Tuesday, July 1, 2008

Multitasking: Productivity Killer

A couple of years ago, I read Joel Spolsky's article "Human Task Switches Considered Harmful," and it resonated mightily. The key take-away from that article is this: Never let people work on more than one thing at once. Amen. The nice thing about Joel's article is that it explains why in a very compelling way.

Last week, a good friend emailed me a link to an article by Christine Rosen called "The Myth of Multitasking," which goes even further. It quotes one group of researchers at the University of California at Irvine, who found that workers took an average of twenty-five minutes to recover from interruptions such as phone calls or answering e-mail and return to their original task.

So it's not just me.

The "benefits" of human multitasking is an illusion.

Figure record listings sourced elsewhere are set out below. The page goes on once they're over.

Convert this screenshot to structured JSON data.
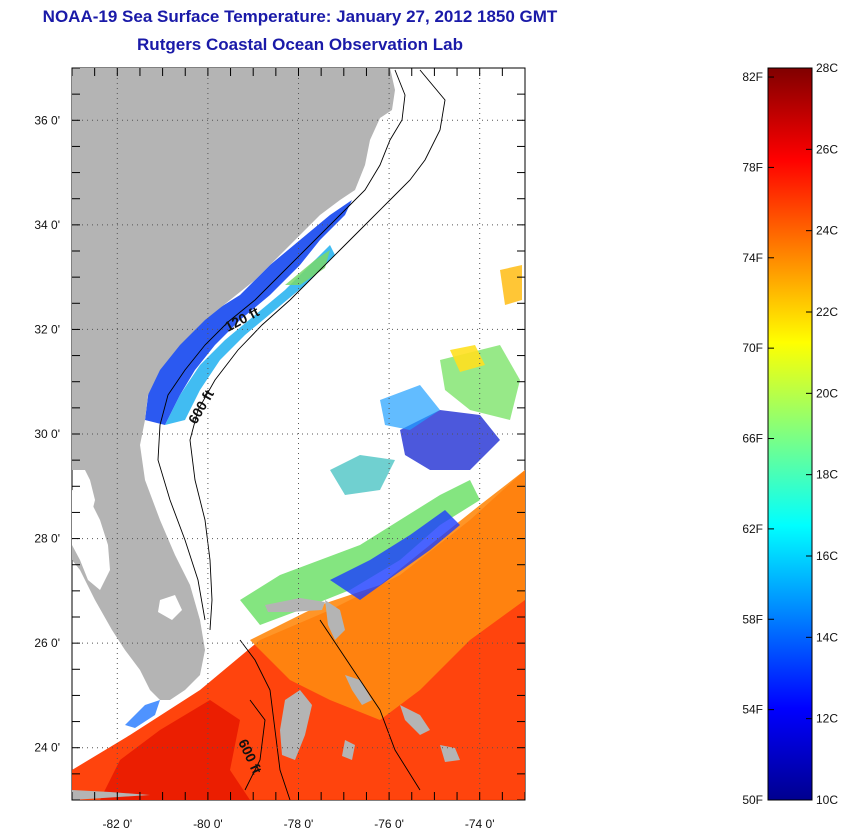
{
  "title_line1": "NOAA-19 Sea Surface Temperature:  January 27, 2012 1850 GMT",
  "title_line2": "Rutgers Coastal Ocean Observation Lab",
  "map": {
    "lon_range": [
      -83,
      -73
    ],
    "lat_range": [
      23,
      37
    ],
    "lon_ticks": [
      {
        "value": -82,
        "label": "-82 0'"
      },
      {
        "value": -80,
        "label": "-80 0'"
      },
      {
        "value": -78,
        "label": "-78 0'"
      },
      {
        "value": -76,
        "label": "-76 0'"
      },
      {
        "value": -74,
        "label": "-74 0'"
      }
    ],
    "lat_ticks": [
      {
        "value": 24,
        "label": "24 0'"
      },
      {
        "value": 26,
        "label": "26 0'"
      },
      {
        "value": 28,
        "label": "28 0'"
      },
      {
        "value": 30,
        "label": "30 0'"
      },
      {
        "value": 32,
        "label": "32 0'"
      },
      {
        "value": 34,
        "label": "34 0'"
      },
      {
        "value": 36,
        "label": "36 0'"
      }
    ],
    "gridlines": "dotted",
    "isobath_labels": [
      "120 ft",
      "600 ft",
      "600 ft"
    ],
    "land_color": "#b4b4b4",
    "no_data_color": "#ffffff"
  },
  "colorbar": {
    "temp_range_c": [
      10,
      28
    ],
    "fahrenheit_labels": [
      {
        "value": 50,
        "label": "50F"
      },
      {
        "value": 54,
        "label": "54F"
      },
      {
        "value": 58,
        "label": "58F"
      },
      {
        "value": 62,
        "label": "62F"
      },
      {
        "value": 66,
        "label": "66F"
      },
      {
        "value": 70,
        "label": "70F"
      },
      {
        "value": 74,
        "label": "74F"
      },
      {
        "value": 78,
        "label": "78F"
      },
      {
        "value": 82,
        "label": "82F"
      }
    ],
    "celsius_labels": [
      {
        "value": 10,
        "label": "10C"
      },
      {
        "value": 12,
        "label": "12C"
      },
      {
        "value": 14,
        "label": "14C"
      },
      {
        "value": 16,
        "label": "16C"
      },
      {
        "value": 18,
        "label": "18C"
      },
      {
        "value": 20,
        "label": "20C"
      },
      {
        "value": 22,
        "label": "22C"
      },
      {
        "value": 24,
        "label": "24C"
      },
      {
        "value": 26,
        "label": "26C"
      },
      {
        "value": 28,
        "label": "28C"
      }
    ],
    "stops": [
      "#00008f",
      "#0000ff",
      "#0080ff",
      "#00ffff",
      "#80ff80",
      "#ffff00",
      "#ff8000",
      "#ff0000",
      "#800000"
    ]
  }
}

Looking or feeling busy is no substitute for accomplishment.

Here's a passage from the Rosen article that might get your attention, if I haven't already:
...Research has also found that multitasking contributes to the release of stress hormones and adrenaline, which can cause long-term health problems if not controlled, and contributes to the loss of short-term memory.
Translation: Trying too hard to do the information overload thing makes you sick, and it makes you stupid.

For as long as I can remember, I've hated the times I've been "forced" to multitask, and I've loved those segments of my life when I've been free to lock down on a train of thought for hours at a time. I believe deep down that multitasking is bad—at least for me—and literature like the two articles I've discussed here supports that feeling in a compelling way.

Here's a checklist of decisions that I resolve to implement myself:
  • When you need to sit down and write, whether it's code or text, close your door, and turn off your phone and your email. (Or just work the 10pm-to-4am shift like I did with Optimizing Oracle Performance.)
  • When you're in a classroom, if you're really trying to learn something, turn off your email and your browser.
  • When you're managing someone, make sure he's working on one thing at a time. It's obviously important that this one thing should be the right thing to be working on. But it's actually worse to be working on two things than working on just one wrong thing. Read Spolsky. You'll see.